What is a requirement or a feature?
Let’s talk about what a requirement or a feature actually is. Depending on what you’re making and what the context is, a feature in software architecture ‘does not really exist’.
I could have a functionality to place an image somewhere or replace a button color by another, but I’m not talking about those small requirements. Those can easily be described in a user story as a change or added to a UX design or whatever. A great example from the book Righting Software is:
”As a car user I want to drive from A to B, so I can be there faster then by foot and save time”
Great! Let’s build this requirement into the car, but what actual component within the car represents driving from A to B? Not one, right? It’s the integration of components that makes this possible. This tells you that a feature is always some kind of interaction between components. In software engineering we call this a use case. Why not document this interaction, wouldn’t it be clearer for everyone on what is needed to be builded, tested and deployed?
Use cases
You could write a blog post or a book about how to discover and document use cases. To stay in scope of this article, let’s discuss how to capture requirements as behavior. As discussed, one liner user stories are open for interpretation where an interaction (between components) is more detailed and less open for discussion. One of the best ways to do this is using an activity diagram:
Advantages
Making it visual is easy for humans to understand, much better than writing it out in text. Humans are made for processing images, we are visualizing a lot longer than we’re reading.
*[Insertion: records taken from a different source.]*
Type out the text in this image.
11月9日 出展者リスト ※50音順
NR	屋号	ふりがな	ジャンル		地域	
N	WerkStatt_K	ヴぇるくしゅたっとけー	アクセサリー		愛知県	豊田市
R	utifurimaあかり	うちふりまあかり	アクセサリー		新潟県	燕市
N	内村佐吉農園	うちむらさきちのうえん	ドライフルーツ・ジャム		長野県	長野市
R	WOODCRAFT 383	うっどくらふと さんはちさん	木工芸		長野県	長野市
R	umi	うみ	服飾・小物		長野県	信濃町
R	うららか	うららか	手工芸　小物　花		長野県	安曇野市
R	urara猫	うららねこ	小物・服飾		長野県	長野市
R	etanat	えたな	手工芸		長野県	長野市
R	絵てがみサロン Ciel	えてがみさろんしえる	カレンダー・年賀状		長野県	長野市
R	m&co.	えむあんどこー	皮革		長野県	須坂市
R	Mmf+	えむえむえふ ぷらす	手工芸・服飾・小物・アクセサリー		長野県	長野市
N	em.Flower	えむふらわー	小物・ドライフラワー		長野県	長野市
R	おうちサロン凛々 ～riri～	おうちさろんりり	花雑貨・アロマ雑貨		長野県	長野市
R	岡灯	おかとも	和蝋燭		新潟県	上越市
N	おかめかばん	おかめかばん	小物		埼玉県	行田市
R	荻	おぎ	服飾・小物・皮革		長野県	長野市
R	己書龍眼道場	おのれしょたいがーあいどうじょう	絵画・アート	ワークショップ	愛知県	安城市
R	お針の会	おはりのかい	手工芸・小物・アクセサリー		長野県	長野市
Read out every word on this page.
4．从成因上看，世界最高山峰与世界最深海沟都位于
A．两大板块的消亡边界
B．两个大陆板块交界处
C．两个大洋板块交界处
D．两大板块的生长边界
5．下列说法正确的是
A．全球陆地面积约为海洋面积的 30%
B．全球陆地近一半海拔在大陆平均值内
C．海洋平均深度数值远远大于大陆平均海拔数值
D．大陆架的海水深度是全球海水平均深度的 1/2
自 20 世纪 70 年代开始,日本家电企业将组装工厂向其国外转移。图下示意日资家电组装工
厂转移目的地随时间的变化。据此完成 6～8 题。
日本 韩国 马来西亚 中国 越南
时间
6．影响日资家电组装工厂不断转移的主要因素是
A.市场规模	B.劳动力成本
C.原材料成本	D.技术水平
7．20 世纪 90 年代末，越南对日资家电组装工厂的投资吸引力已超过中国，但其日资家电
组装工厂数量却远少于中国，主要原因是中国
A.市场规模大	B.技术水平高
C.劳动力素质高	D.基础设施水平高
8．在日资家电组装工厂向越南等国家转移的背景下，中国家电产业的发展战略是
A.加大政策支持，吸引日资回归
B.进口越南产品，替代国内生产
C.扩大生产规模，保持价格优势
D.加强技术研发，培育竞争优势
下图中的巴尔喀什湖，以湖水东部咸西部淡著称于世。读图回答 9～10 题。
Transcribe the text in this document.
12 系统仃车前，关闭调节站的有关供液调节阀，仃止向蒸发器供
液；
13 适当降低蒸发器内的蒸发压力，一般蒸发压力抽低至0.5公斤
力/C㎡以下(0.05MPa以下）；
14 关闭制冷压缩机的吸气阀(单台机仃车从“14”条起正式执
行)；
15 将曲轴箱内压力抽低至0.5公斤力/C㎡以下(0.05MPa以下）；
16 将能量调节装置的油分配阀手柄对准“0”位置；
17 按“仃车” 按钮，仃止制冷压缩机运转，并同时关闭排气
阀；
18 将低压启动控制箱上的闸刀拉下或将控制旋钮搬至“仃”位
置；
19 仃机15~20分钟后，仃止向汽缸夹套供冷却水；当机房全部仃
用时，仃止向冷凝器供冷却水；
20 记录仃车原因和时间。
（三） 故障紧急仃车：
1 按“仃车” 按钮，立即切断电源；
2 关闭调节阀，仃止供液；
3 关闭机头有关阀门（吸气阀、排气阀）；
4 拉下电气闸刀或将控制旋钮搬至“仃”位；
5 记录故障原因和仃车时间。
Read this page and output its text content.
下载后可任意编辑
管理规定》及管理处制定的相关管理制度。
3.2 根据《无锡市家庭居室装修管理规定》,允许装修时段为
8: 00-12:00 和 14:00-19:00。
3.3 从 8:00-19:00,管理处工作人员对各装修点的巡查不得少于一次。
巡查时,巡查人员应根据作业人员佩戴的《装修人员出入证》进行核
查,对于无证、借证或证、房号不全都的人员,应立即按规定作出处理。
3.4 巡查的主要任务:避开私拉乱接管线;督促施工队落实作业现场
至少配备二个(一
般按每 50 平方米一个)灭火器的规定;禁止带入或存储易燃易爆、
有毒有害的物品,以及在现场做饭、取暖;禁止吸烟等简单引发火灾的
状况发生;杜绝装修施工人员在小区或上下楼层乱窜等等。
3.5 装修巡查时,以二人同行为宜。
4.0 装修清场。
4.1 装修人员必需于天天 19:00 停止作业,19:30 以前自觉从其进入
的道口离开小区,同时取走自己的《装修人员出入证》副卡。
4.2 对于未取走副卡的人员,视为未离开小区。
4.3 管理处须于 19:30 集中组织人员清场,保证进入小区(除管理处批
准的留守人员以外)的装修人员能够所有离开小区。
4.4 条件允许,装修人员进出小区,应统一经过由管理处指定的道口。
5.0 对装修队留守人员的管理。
Makes it less open for interpretation than describing the feature in a few sentences.
Easy to talk about and should be understandable for both a developer and a business person
As an architect you can use the use cases as input for creating your design
Disadvantages
More work to create diagrams (rule of thumb: if there is a nested if, use a diagram, otherwise write it out)
The example is a functional use case, there is no interaction between components visible, that is part of the technical specs. From this functional diagram an architect could go and find out what components are needed to support the set of (core) use cases.
Other pitfalls
Functional stories going to the team directly without analysis or architecture input
Double, tripple, etc. requirements will be there. Customer A uses another vocabulary as customer B, both stories will be put on the backlog when it’s actually the same.
A functional work breakdown will result in developers touching the same components multiple times (and testing and deploying, expensive).
Calling everything a user story and using the format everywhere
User stories explaining the “how” and not the “why”. People that should provide requirements are now giving you solutions hiding as requirements. Although, this happens all the time, also when not using user stories.
Perspective and context
Everything comes down to context and the people working in it. How experienced are they, what are their skills and what are they working on (as discussed, a brand new project is different from maintaining a product etc.). At some customers the user story format works better than others. There could be a single application to maintain and product owner who has been there for years and knows his way around or there could be a team that (tries to) maintains 20 different applications with a new product owner that doesn’t ‘own’ a single product (yet). I’ve seen both.
Wrap it up
For me it’s clear: user stories will be misused. Think about the type of project you’re working on and how the process of structuring requirements is done. Do not use them like described in the “how are they often used” section, it’s a horrible way of capturing requirements and will be a pain in the ass when not worked out properly. Try to capture requirements as behavior and make them visual 👀.